For Nigerian tomato farmers, just getting the juicy red fruit to market is a gamble. As much as half of the West African nation’s 1.8 million tonnes of tomatoes produced each year is lost due to spoilage or damage during transport to domestic markets.
The tomato is a staple in Nigerian cooking and a symbol of the global challenge of food loss. As opposed to food waste - surplus food that is thrown out and a bigger problem for developed countries - the biggest challenge for many developing countries is what happens to the food before it reaches the customer.
“Nigeria is one of the largest agricultural producers in the world, so it isn’t only tomatoes.
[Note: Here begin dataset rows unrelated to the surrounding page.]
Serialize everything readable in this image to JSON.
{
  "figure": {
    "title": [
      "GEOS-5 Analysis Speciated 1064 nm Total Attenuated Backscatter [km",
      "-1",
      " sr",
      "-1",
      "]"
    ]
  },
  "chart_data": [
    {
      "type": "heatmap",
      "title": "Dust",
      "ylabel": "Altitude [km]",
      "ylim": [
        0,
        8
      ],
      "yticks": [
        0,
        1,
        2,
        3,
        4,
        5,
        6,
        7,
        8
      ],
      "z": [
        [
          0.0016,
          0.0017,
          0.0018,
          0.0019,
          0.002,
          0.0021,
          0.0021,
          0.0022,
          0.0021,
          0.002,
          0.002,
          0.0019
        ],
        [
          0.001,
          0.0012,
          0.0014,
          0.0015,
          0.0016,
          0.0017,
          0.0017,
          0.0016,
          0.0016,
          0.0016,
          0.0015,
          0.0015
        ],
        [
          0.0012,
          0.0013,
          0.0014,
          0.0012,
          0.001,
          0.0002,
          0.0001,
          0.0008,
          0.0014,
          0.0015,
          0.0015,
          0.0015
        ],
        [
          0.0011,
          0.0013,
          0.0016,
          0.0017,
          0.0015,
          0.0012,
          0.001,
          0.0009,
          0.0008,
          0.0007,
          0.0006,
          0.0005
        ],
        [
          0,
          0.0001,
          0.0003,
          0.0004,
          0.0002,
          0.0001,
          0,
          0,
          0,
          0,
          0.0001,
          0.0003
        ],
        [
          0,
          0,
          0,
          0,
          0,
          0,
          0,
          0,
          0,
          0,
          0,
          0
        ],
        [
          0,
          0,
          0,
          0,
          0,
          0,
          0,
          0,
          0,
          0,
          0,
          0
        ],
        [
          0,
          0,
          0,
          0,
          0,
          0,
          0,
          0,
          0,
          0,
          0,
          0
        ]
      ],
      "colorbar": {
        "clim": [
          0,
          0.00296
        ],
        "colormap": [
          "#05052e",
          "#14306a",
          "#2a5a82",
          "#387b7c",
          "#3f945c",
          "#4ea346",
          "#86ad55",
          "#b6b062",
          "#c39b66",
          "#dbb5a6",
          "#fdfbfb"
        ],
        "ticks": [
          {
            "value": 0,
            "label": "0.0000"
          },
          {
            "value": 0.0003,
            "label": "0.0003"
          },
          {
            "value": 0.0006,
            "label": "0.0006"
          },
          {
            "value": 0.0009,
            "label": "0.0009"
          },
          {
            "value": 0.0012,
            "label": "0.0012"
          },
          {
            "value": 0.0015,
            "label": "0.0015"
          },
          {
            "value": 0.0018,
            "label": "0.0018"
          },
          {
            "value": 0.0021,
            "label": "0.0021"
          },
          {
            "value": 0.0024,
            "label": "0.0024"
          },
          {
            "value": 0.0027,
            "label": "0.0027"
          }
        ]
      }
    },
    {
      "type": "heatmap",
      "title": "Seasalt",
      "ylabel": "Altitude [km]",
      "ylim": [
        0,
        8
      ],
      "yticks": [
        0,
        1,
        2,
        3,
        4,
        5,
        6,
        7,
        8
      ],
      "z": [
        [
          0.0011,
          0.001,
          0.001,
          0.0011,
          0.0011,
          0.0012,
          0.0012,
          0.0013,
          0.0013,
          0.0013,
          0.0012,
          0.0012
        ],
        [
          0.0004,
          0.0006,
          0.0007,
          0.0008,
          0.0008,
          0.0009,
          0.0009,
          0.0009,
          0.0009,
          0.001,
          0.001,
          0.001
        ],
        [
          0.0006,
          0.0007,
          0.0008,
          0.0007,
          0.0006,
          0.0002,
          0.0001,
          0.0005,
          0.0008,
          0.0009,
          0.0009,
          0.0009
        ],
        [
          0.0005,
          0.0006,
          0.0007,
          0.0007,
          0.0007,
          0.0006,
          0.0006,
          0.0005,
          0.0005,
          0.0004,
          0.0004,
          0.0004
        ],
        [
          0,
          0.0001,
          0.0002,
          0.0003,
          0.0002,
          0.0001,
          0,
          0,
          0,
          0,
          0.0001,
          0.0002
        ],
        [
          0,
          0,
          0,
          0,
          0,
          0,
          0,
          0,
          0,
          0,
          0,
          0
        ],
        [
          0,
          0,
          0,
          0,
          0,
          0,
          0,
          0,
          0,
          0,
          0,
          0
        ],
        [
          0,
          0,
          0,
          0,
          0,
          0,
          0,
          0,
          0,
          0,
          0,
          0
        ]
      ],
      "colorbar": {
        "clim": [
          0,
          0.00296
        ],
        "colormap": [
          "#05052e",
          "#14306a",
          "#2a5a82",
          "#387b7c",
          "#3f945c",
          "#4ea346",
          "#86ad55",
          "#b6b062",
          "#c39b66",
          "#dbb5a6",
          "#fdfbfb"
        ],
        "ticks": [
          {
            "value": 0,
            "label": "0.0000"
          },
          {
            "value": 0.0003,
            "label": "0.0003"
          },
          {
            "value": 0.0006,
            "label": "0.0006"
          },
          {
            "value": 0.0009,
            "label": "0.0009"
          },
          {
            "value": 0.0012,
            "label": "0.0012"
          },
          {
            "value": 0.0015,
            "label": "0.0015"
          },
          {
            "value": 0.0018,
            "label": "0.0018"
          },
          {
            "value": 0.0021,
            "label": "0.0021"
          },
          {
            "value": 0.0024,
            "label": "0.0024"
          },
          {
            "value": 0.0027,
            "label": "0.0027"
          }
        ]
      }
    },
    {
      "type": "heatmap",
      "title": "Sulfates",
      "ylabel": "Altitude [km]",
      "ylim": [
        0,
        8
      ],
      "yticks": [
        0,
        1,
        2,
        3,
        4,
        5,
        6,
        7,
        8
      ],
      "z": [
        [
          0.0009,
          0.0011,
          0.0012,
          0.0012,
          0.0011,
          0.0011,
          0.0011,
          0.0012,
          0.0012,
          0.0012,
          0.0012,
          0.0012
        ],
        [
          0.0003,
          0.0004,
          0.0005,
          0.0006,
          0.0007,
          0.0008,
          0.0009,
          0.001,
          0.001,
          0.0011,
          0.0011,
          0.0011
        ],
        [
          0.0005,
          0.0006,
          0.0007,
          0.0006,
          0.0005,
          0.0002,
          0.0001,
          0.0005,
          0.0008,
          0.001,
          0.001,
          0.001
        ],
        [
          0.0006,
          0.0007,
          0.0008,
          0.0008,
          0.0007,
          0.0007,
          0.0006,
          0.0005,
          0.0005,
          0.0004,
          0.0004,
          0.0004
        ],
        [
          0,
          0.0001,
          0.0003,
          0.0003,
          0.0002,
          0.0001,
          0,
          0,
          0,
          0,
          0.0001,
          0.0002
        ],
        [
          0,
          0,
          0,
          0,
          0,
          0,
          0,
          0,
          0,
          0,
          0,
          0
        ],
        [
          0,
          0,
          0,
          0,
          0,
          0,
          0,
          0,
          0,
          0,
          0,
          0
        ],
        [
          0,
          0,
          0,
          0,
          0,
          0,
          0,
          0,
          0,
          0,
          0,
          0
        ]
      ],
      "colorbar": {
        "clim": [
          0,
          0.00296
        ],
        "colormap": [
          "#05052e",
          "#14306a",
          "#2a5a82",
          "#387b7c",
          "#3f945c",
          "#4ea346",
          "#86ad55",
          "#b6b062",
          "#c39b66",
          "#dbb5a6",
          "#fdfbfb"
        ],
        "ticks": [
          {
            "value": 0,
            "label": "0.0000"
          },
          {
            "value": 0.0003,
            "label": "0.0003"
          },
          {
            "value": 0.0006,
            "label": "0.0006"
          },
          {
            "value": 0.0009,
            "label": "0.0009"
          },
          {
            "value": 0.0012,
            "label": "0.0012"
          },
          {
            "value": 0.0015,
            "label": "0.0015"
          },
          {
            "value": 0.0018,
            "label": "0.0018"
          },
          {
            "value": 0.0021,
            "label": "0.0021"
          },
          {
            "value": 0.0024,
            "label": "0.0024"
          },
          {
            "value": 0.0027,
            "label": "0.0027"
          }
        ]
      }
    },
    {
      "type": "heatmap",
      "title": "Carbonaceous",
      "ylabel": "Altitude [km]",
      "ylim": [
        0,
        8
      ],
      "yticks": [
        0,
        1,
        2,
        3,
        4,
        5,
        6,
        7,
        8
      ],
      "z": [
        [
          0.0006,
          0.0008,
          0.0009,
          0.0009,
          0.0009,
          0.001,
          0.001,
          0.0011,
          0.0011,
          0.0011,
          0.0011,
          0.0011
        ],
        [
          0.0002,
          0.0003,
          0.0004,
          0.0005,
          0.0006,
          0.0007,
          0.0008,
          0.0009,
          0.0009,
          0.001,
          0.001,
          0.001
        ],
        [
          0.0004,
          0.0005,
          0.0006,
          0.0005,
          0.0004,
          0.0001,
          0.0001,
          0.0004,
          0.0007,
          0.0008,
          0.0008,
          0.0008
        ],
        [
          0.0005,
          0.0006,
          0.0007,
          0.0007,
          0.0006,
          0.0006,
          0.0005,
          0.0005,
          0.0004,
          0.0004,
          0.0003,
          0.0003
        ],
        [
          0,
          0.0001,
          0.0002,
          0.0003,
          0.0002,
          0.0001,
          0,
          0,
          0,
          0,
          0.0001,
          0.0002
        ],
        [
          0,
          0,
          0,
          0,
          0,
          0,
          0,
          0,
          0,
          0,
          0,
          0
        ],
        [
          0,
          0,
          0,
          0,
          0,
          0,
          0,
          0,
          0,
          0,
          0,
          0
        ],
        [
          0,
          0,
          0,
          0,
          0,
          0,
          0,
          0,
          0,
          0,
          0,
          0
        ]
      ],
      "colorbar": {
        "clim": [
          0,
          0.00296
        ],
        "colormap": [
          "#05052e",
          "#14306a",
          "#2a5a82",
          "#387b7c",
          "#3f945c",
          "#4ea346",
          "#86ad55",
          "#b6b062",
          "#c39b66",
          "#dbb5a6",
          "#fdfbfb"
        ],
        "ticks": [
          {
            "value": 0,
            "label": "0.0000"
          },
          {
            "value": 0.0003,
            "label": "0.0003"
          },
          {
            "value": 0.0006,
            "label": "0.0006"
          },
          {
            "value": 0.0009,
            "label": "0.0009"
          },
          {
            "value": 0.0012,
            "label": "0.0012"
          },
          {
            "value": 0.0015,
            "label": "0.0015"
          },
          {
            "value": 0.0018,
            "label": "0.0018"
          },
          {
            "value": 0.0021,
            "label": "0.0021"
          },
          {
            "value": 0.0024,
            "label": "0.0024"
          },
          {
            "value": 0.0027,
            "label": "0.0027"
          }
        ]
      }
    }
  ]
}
This is a huge market that is losing about half of everything it produces because there is no cold-chain infrastructure or processes in place to support an efficient supply chain,” says Annette Stube, Head of Sustainability, A.P. Moller - Maersk.
Helping reduce global food loss is one of three sustainability priorities in A.P. Moller - Maersk, along with reducing CO2 emissions and multiplying the benefits of trade.
These issues represent the areas where A.P. Moller - Maersk wants to create shared value by proactively addressing big societal challenges in a way that draws on the company’s competencies as a transport and logistic company, enabling upside for the business as well. The 17 sustainable development goals that the United Nations laid out in 2015 for social, environmental and economic progress by 2030 are used as a key filter for which challenges society is focused on solving.